How does it look silly? You have to take a long view. And maybe we haven't even peaked yet! Serious decline hasn't set in for sure. We haven't lost 10 million barrels a day for sure, much less 40 million barrels a day. We don't know when that's going to happen, or what kind of economic situations we'll face as production declines.
In some ways, I've come to understand that peak oil is a way of describing the usage of all the Earth's resources in a way that is unsustainable. It's like saying, "Nice wheels" when you see a cool car. You name a part as a way of naming the whole.
Maybe oil is the first beam to break, and food is the second. Maybe food breaks first and beats oil to the punch. Maybe finance breaks first and the idea of using price as a proxy for availability unhooks from our presupposed ideas of how this is going to play out.
The world is a complex place and a lot of factors compete with each other for importance.
I believe that if you understand one part of the whole, you get a picture of the whole and can work your way across different scenarios and ideas to come to a more complete picture of what's happening.
It sure is interesting that the world of finance is in so much trouble right around the time that the peak oil people are calling for the global production peak.
Ten years from now I bet the picture we see in the rear view mirror will be much more clear than whatever we're seeing today.
I had such clear ideas about what was going to happen in finance about two years ago and made some money speculating. Over the summer, the 4th of July week, I lost the thread. Every page of every newspaper I read had stories about oil and related issues. The shoeshine kid on the corner knew about Ghawar, and I figured that was the signal to bail. I called in my investors and pulled the plug on the commodities boom and here we are in the middle of a commodities crash.
I don't know what to do now. I'm really at a loss. I'll tell you what I'm buying, though. I probably go to five different grocery stores every week. For one reason or another I can combine trips and end up in front of a different store almost every day. This one has green beans, ten cents a can. That one has chicken quarters two for one. The next one has beef on sale half off AND two for one.
I'm at 60 days of food in the pantry and I just saw 20lb turkeys on sale for 29 cents a pound.

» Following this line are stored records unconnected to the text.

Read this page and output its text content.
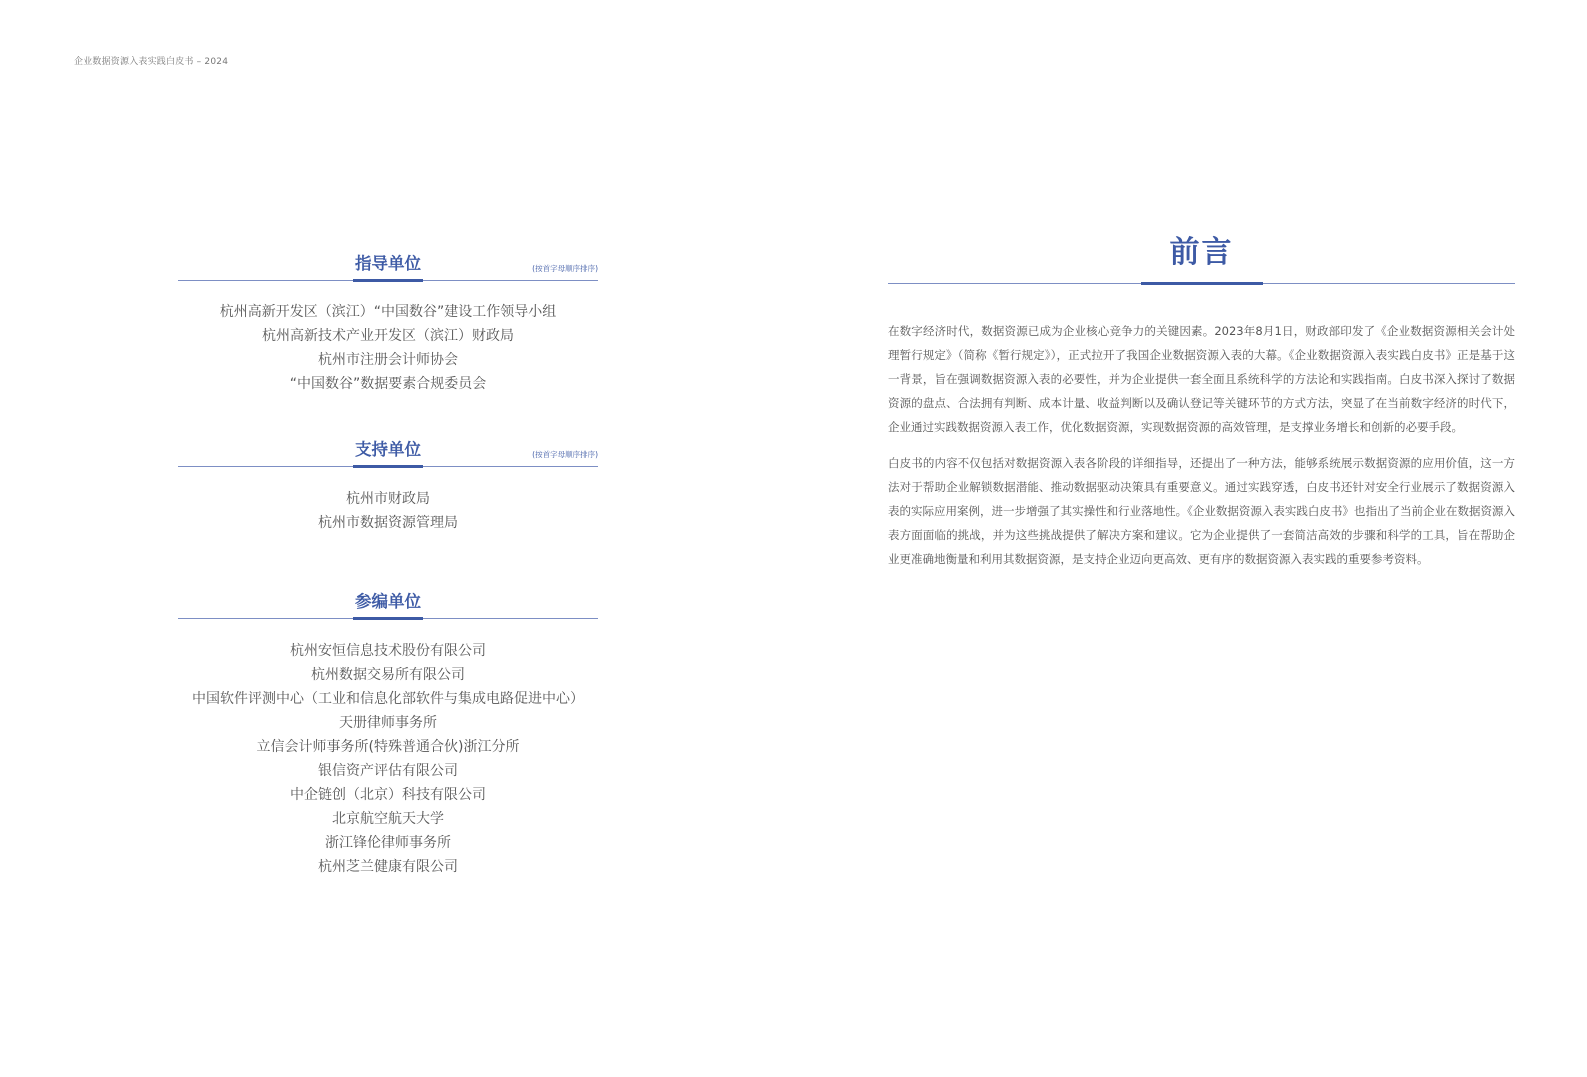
企业数据资源入表实践白皮书 – 2024
指导单位	(按首字母顺序排序)
杭州高新开发区（滨江）“中国数谷”建设工作领导小组
杭州高新技术产业开发区（滨江）财政局
杭州市注册会计师协会
“中国数谷”数据要素合规委员会
支持单位	(按首字母顺序排序)
杭州市财政局
杭州市数据资源管理局
参编单位
杭州安恒信息技术股份有限公司
杭州数据交易所有限公司
中国软件评测中心（工业和信息化部软件与集成电路促进中心）
天册律师事务所
立信会计师事务所(特殊普通合伙)浙江分所
银信资产评估有限公司
中企链创（北京）科技有限公司
北京航空航天大学
浙江锋伦律师事务所
杭州芝兰健康有限公司
前言

在数字经济时代，数据资源已成为企业核心竞争力的关键因素。2023年8月1日，财政部印发了《企业数据资源相关会计处理暂行规定》（简称《暂行规定》），正式拉开了我国企业数据资源入表的大幕。《企业数据资源入表实践白皮书》正是基于这一背景，旨在强调数据资源入表的必要性，并为企业提供一套全面且系统科学的方法论和实践指南。白皮书深入探讨了数据资源的盘点、合法拥有判断、成本计量、收益判断以及确认登记等关键环节的方式方法，突显了在当前数字经济的时代下，企业通过实践数据资源入表工作，优化数据资源，实现数据资源的高效管理，是支撑业务增长和创新的必要手段。

白皮书的内容不仅包括对数据资源入表各阶段的详细指导，还提出了一种方法，能够系统展示数据资源的应用价值，这一方法对于帮助企业解锁数据潜能、推动数据驱动决策具有重要意义。通过实践穿透，白皮书还针对安全行业展示了数据资源入表的实际应用案例，进一步增强了其实操性和行业落地性。《企业数据资源入表实践白皮书》也指出了当前企业在数据资源入表方面面临的挑战，并为这些挑战提供了解决方案和建议。它为企业提供了一套简洁高效的步骤和科学的工具，旨在帮助企业更准确地衡量和利用其数据资源，是支持企业迈向更高效、更有序的数据资源入表实践的重要参考资料。
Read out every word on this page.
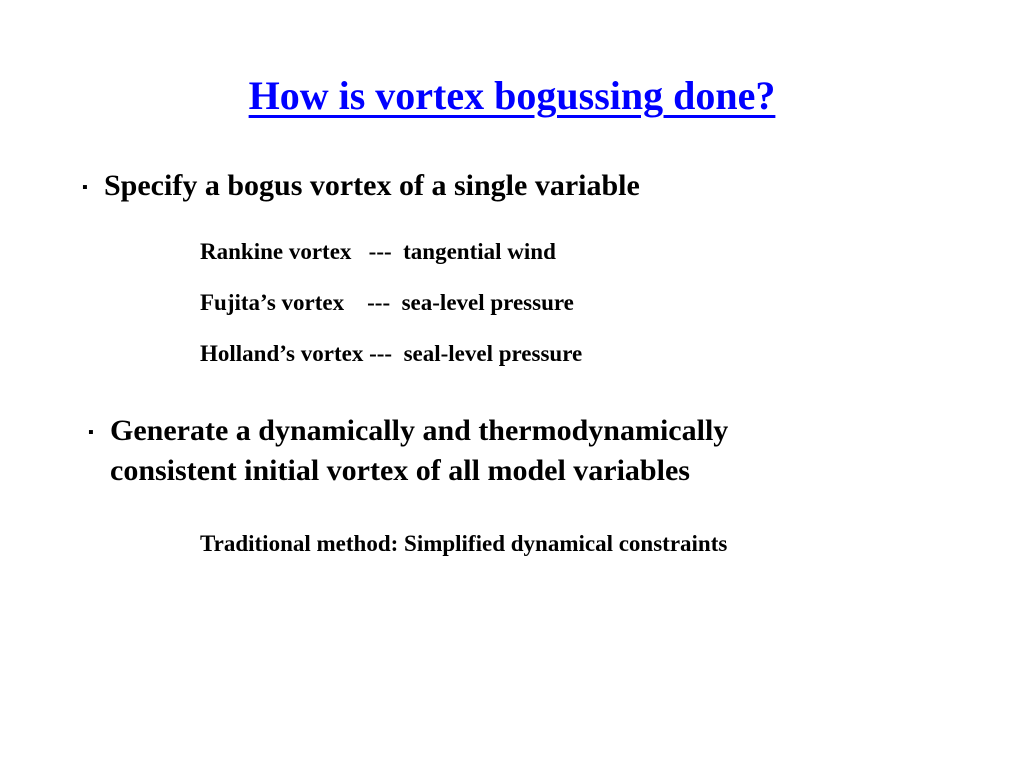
How is vortex bogussing done?
▪ Specify a bogus vortex of a single variable
Rankine vortex   ---  tangential wind
Fujita’s vortex    ---  sea-level pressure
Holland’s vortex ---  seal-level pressure
▪ Generate a dynamically and thermodynamically
consistent initial vortex of all model variables
Traditional method: Simplified dynamical constraints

I'm going to take the white meat and make turkey jerkey, and the rest is getting pressure canned.
Whatever you want to have a year from now, you better buy that shit now. I don't think anyone really knows what's coming next. So, buy it cheap and stack it deep. Tea candles, $6 for a hundred. You bet your ass I buy a bag every time I pass that store. There's a 50lb bag of rice with my name on it at teh Costco, too.